Complete step by step solution:
- Enthalpy of formation of a compound is the change of enthalpy during the formation of 1 mole of the substance from its constituent elements, in their most stable standard states. It is denoted by the symbol $\Delta H$.
- We will firstly write the equation for the formation of HCl as:
${{H}_{2}}+C{{l}_{2}}\to 2HCl$
Now, we can write the equation of 1 mole of HCl as:
$\dfrac{{{H}_{2}}}{2}+\dfrac{C{{l}_{2}}}{2}\to \dfrac{HCl}{2}$
We wrote this equation because enthalpy of formation is basically for one mole only.

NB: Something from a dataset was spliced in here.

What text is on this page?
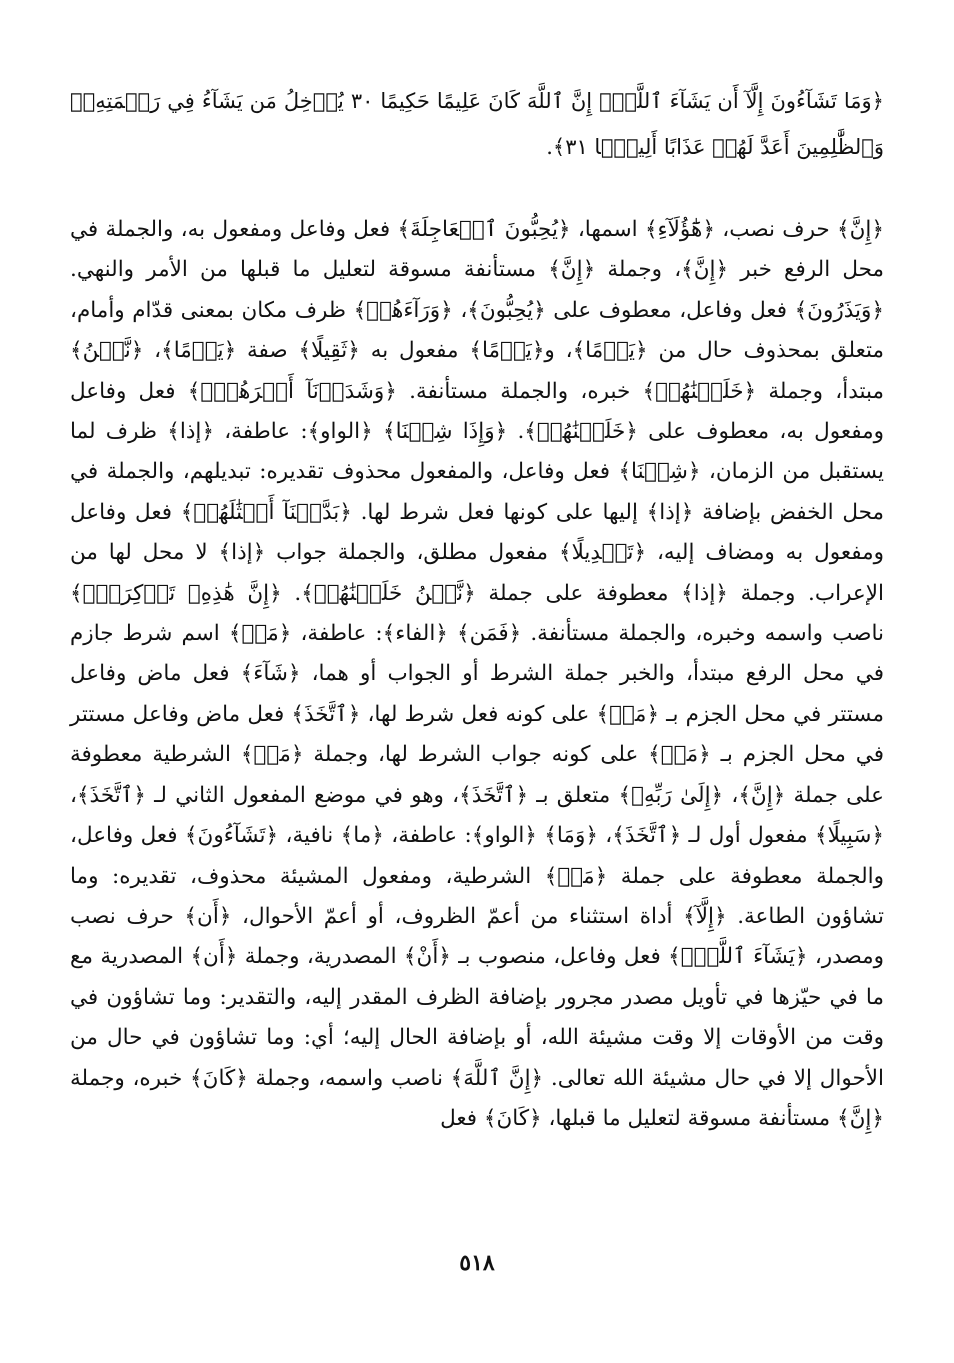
﴿وَمَا تَشَآءُونَ إِلَّآ أَن يَشَآءَ ٱللَّهُۚ إِنَّ ٱللَّهَ كَانَ عَلِيمًا حَكِيمًا ٣٠ يُدۡخِلُ مَن يَشَآءُ فِي رَحۡمَتِهِۦۚ وَٱلظَّٰلِمِينَ أَعَدَّ لَهُمۡ عَذَابًا أَلِيمَۢا ٣١﴾.
﴿إِنَّ﴾ حرف نصب، ﴿هَٰٓؤُلَآءِ﴾ اسمها، ﴿يُحِبُّونَ ٱلۡعَاجِلَةَ﴾ فعل وفاعل ومفعول به، والجملة في محل الرفع خبر ﴿إِنَّ﴾، وجملة ﴿إِنَّ﴾ مستأنفة مسوقة لتعليل ما قبلها من الأمر والنهي. ﴿وَيَذَرُونَ﴾ فعل وفاعل، معطوف على ﴿يُحِبُّونَ﴾، ﴿وَرَآءَهُمۡ﴾ ظرف مكان بمعنى قدّام وأمام، متعلق بمحذوف حال من ﴿يَوۡمًا﴾، و﴿يَوۡمًا﴾ مفعول به ﴿ثَقِيلًا﴾ صفة ﴿يَوۡمًا﴾، ﴿نَّحۡنُ﴾ مبتدأ، وجملة ﴿خَلَقۡنَٰهُمۡ﴾ خبره، والجملة مستأنفة. ﴿وَشَدَدۡنَآ أَسۡرَهُمۡۖ﴾ فعل وفاعل ومفعول به، معطوف على ﴿خَلَقۡنَٰهُمۡ﴾. ﴿وَإِذَا شِئۡنَا﴾ ﴿الواو﴾: عاطفة، ﴿إذا﴾ ظرف لما يستقبل من الزمان، ﴿شِئۡنَا﴾ فعل وفاعل، والمفعول محذوف تقديره: تبديلهم، والجملة في محل الخفض بإضافة ﴿إذا﴾ إليها على كونها فعل شرط لها. ﴿بَدَّلۡنَآ أَمۡثَٰلَهُمۡ﴾ فعل وفاعل ومفعول به ومضاف إليه، ﴿تَبۡدِيلًا﴾ مفعول مطلق، والجملة جواب ﴿إذا﴾ لا محل لها من الإعراب. وجملة ﴿إذا﴾ معطوفة على جملة ﴿نَّحۡنُ خَلَقۡنَٰهُمۡ﴾. ﴿إِنَّ هَٰذِهِۦ تَذۡكِرَةٞۖ﴾ ناصب واسمه وخبره، والجملة مستأنفة. ﴿فَمَن﴾ ﴿الفاء﴾: عاطفة، ﴿مَنۡ﴾ اسم شرط جازم في محل الرفع مبتدأ، والخبر جملة الشرط أو الجواب أو هما، ﴿شَآءَ﴾ فعل ماض وفاعل مستتر في محل الجزم بـ ﴿مَنۡ﴾ على كونه فعل شرط لها، ﴿ٱتَّخَذَ﴾ فعل ماض وفاعل مستتر في محل الجزم بـ ﴿مَنۡ﴾ على كونه جواب الشرط لها، وجملة ﴿مَنۡ﴾ الشرطية معطوفة على جملة ﴿إِنَّ﴾، ﴿إِلَىٰ رَبِّهِۦ﴾ متعلق بـ ﴿ٱتَّخَذَ﴾، وهو في موضع المفعول الثاني لـ ﴿ٱتَّخَذَ﴾، ﴿سَبِيلًا﴾ مفعول أول لـ ﴿ٱتَّخَذَ﴾، ﴿وَمَا﴾ ﴿الواو﴾: عاطفة، ﴿ما﴾ نافية، ﴿تَشَآءُونَ﴾ فعل وفاعل، والجملة معطوفة على جملة ﴿مَنۡ﴾ الشرطية، ومفعول المشيئة محذوف، تقديره: وما تشاؤون الطاعة. ﴿إِلَّآ﴾ أداة استثناء من أعمّ الظروف، أو أعمّ الأحوال، ﴿أَن﴾ حرف نصب ومصدر، ﴿يَشَآءَ ٱللَّهُۚ﴾ فعل وفاعل، منصوب بـ ﴿أَنْ﴾ المصدرية، وجملة ﴿أَن﴾ المصدرية مع ما في حيّزها في تأويل مصدر مجرور بإضافة الظرف المقدر إليه، والتقدير: وما تشاؤون في وقت من الأوقات إلا وقت مشيئة الله، أو بإضافة الحال إليه؛ أي: وما تشاؤون في حال من الأحوال إلا في حال مشيئة الله تعالى. ﴿إِنَّ ٱللَّهَ﴾ ناصب واسمه، وجملة ﴿كَانَ﴾ خبره، وجملة ﴿إِنَّ﴾ مستأنفة مسوقة لتعليل ما قبلها، ﴿كَانَ﴾ فعل
٥١٨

- Now, as we are being provided with the bond dissociation enthalpy, so we will write the formula and solve the answer:
\begin{align} & \Delta H=\sum{{{H}_{R}}}-\sum{{{H}_{P}}} \\ & =\left[ \dfrac{{{H}_{2}}}{2}+\dfrac{C{{l}_{2}}}{2} \right]-\left[ 431 \right] \\ & =\left[ 218+121 \right]-\left[ 431 \right] \\ & =338-431 \\ & =-93KJ/mol \\ \end{align}

Hence, we can say that the correct option is (A), that is Enthalpy of formation of HCl is $-93kJmo{{l}^{-1}}$